1. Did you all know Daisy is missing several permanent teeth? They just never existed. I worried, when she was young, that might mean implants and all kinds of craziness, but her orthodontist so expertly pulled things together, and shaved things just so, that no one would ever be the wiser. (Except for her family – who can’t help but wonder if those sharp canines growing in right next to her front teeth suggest some sort of vampirey or serpenty genes somewhere back in our family line. We will, of course, watch her closely and not allow the orthodontist’s handy work to lure us into a false sense of security about her. One can never be too careful when dealing with pointy teeth. That’s what I always say.)
2. The other day Anders asked me to make him some toast. He then added, “And will you put that stuff on it that makes it ULTRA good?! You know . . . salt . . . ? or . . . flour??”
3. I shall never admit to anyone here what I paid for a watermelon the other day. (Especially when we all know that buying a watermelon at all right now – much like corn on the cob – is only a thing we do because we are excited to see them again and not because we hold any delusions about them actually tasting great this early in the season.) I hadn’t intended to though. There had been a sale days earlier and so, when I saw no sign or price listed anywhere near the watermelons I just assumed (and we all know what we make out of u and me when we assume – heehee) it was still the GOOD price. And then, when they were ringing up my groceries I just couldn’t bring myself to say, “Good heavens! Never mind! Put that exorbitantly priced melon back!” I’ve done such a thing with non-edible items before – at clothing stores, etc. But for some reason I just couldn’t say it with a melon. I should have though. I should have. (I shall have to buy numerous watermelons at the currently fantastic price of 5 lbs/$1 to make up for it. . . . There’s logic.)
4. And, to end on a spiritual note: I’ve become more aware of the scripture in me. Words and verses that I must surely have put there over the years. I’ve wondered, on occasion, why the push to read scripture when current talks, etc. are often spoken in a way that more naturally appeals to me. But I’ve neglected perhaps to recognize how, much like poetry and song, scripture can float into my head.
“I will trust and not be afraid . . .”
“I . . . have put forth my hand to exert the powers of heaven; ye cannot see it now, yet a little while and ye shall see it . . .”
“. . . come boldly unto the throne of grace, . . . obtain . . . help in time of need.”
“Look unto me in every thought; doubt not, fear not.”
“For I am the Lord thy God, and will be with thee even unto the end of the world . . .”

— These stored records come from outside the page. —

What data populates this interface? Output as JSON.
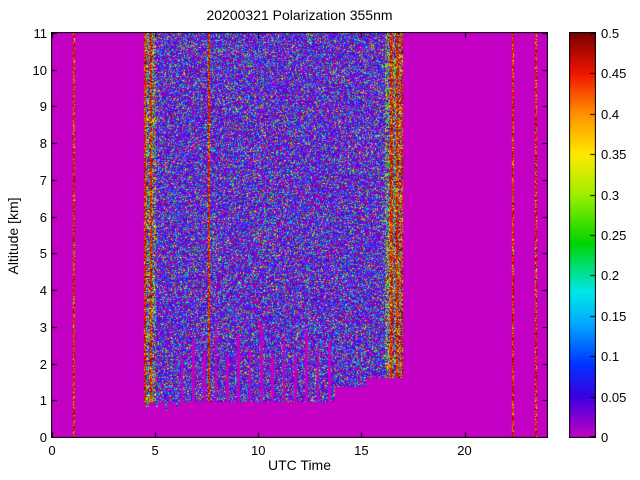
{
  "chart_data": {
    "type": "heatmap",
    "title": "20200321 Polarization 355nm",
    "xlabel": "UTC Time",
    "ylabel": "Altitude [km]",
    "x_range": [
      0,
      24
    ],
    "y_range": [
      0,
      11
    ],
    "x_ticks": [
      0,
      5,
      10,
      15,
      20
    ],
    "x_tick_labels": [
      "0",
      "5",
      "10",
      "15",
      "20"
    ],
    "y_ticks": [
      0,
      1,
      2,
      3,
      4,
      5,
      6,
      7,
      8,
      9,
      10,
      11
    ],
    "y_tick_labels": [
      "0",
      "1",
      "2",
      "3",
      "4",
      "5",
      "6",
      "7",
      "8",
      "9",
      "10",
      "11"
    ],
    "colorbar": {
      "min": 0,
      "max": 0.5,
      "ticks": [
        0,
        0.05,
        0.1,
        0.15,
        0.2,
        0.25,
        0.3,
        0.35,
        0.4,
        0.45,
        0.5
      ],
      "tick_labels": [
        "0",
        "0.05",
        "0.1",
        "0.15",
        "0.2",
        "0.25",
        "0.3",
        "0.35",
        "0.4",
        "0.45",
        "0.5"
      ]
    },
    "colormap": [
      {
        "v": 0.0,
        "c": "#C400C4"
      },
      {
        "v": 0.05,
        "c": "#3A00E0"
      },
      {
        "v": 0.09,
        "c": "#0033FF"
      },
      {
        "v": 0.14,
        "c": "#00AAFF"
      },
      {
        "v": 0.18,
        "c": "#00E8E8"
      },
      {
        "v": 0.24,
        "c": "#00D400"
      },
      {
        "v": 0.3,
        "c": "#9FEF00"
      },
      {
        "v": 0.35,
        "c": "#FFE800"
      },
      {
        "v": 0.4,
        "c": "#FF9100"
      },
      {
        "v": 0.45,
        "c": "#F01400"
      },
      {
        "v": 0.5,
        "c": "#7A0000"
      }
    ],
    "background_value_color": "#C400C4",
    "seed": 1337,
    "noise_region": {
      "x_from": 4.45,
      "x_to": 17.0,
      "edge_band_left": 0.6,
      "edge_band_right": 0.85,
      "bottom_segments": [
        {
          "x_to": 13.7,
          "y": 0.95
        },
        {
          "x_to": 15.2,
          "y": 1.35
        },
        {
          "x_to": 17.0,
          "y": 1.6
        }
      ],
      "extensions": [
        {
          "x": 4.62,
          "w": 0.12,
          "bottom": 0.78
        },
        {
          "x": 5.1,
          "w": 0.1,
          "bottom": 0.82
        },
        {
          "x": 5.55,
          "w": 0.1,
          "bottom": 0.72
        },
        {
          "x": 6.05,
          "w": 0.1,
          "bottom": 0.8
        }
      ]
    },
    "streaks": [
      {
        "x": 1.05,
        "w": 0.1,
        "y0": 0,
        "y1": 11
      },
      {
        "x": 4.52,
        "w": 0.12,
        "y0": 0.9,
        "y1": 11
      },
      {
        "x": 4.78,
        "w": 0.1,
        "y0": 0.9,
        "y1": 11
      },
      {
        "x": 7.62,
        "w": 0.08,
        "y0": 0.95,
        "y1": 11
      },
      {
        "x": 16.45,
        "w": 0.12,
        "y0": 1.6,
        "y1": 11
      },
      {
        "x": 16.75,
        "w": 0.12,
        "y0": 1.6,
        "y1": 11
      },
      {
        "x": 16.98,
        "w": 0.1,
        "y0": 1.6,
        "y1": 11
      },
      {
        "x": 22.35,
        "w": 0.1,
        "y0": 0,
        "y1": 11
      },
      {
        "x": 23.45,
        "w": 0.1,
        "y0": 0,
        "y1": 11
      }
    ],
    "dropout_columns": [
      {
        "x": 6.3,
        "w": 0.13,
        "top": 2.1
      },
      {
        "x": 6.85,
        "w": 0.13,
        "top": 2.7
      },
      {
        "x": 7.4,
        "w": 0.13,
        "top": 2.3
      },
      {
        "x": 7.95,
        "w": 0.13,
        "top": 3.0
      },
      {
        "x": 8.5,
        "w": 0.13,
        "top": 2.2
      },
      {
        "x": 9.05,
        "w": 0.13,
        "top": 2.8
      },
      {
        "x": 9.6,
        "w": 0.13,
        "top": 2.4
      },
      {
        "x": 10.15,
        "w": 0.13,
        "top": 3.05
      },
      {
        "x": 10.7,
        "w": 0.13,
        "top": 2.3
      },
      {
        "x": 11.25,
        "w": 0.13,
        "top": 2.75
      },
      {
        "x": 11.8,
        "w": 0.13,
        "top": 2.2
      },
      {
        "x": 12.35,
        "w": 0.13,
        "top": 2.9
      },
      {
        "x": 12.9,
        "w": 0.13,
        "top": 2.35
      },
      {
        "x": 13.45,
        "w": 0.13,
        "top": 2.6
      }
    ]
  }
}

“Though he slay me, yet will I trust in him.”
“. . . let us cheerfully do all things that lie in our power; and then may we stand still, with the utmost assurance, to see the salvation of God, and for his arm to be revealed.”
And I’m seeing more and more that it is not random floating at all. It’s The Spirit bringing scripture to my mind – and more importantly to my heart. It seems to somehow be a sacred language of The Spirit that, if we simply put it in us, he can call up in a way that opens understanding, soothes fears, and guides decisions. Lately, I take note the minute words of scripture pop into my head. I acknowledge that I am learning how to hear God. And I want more scripture in me – to facilitate hearing Him more frequently.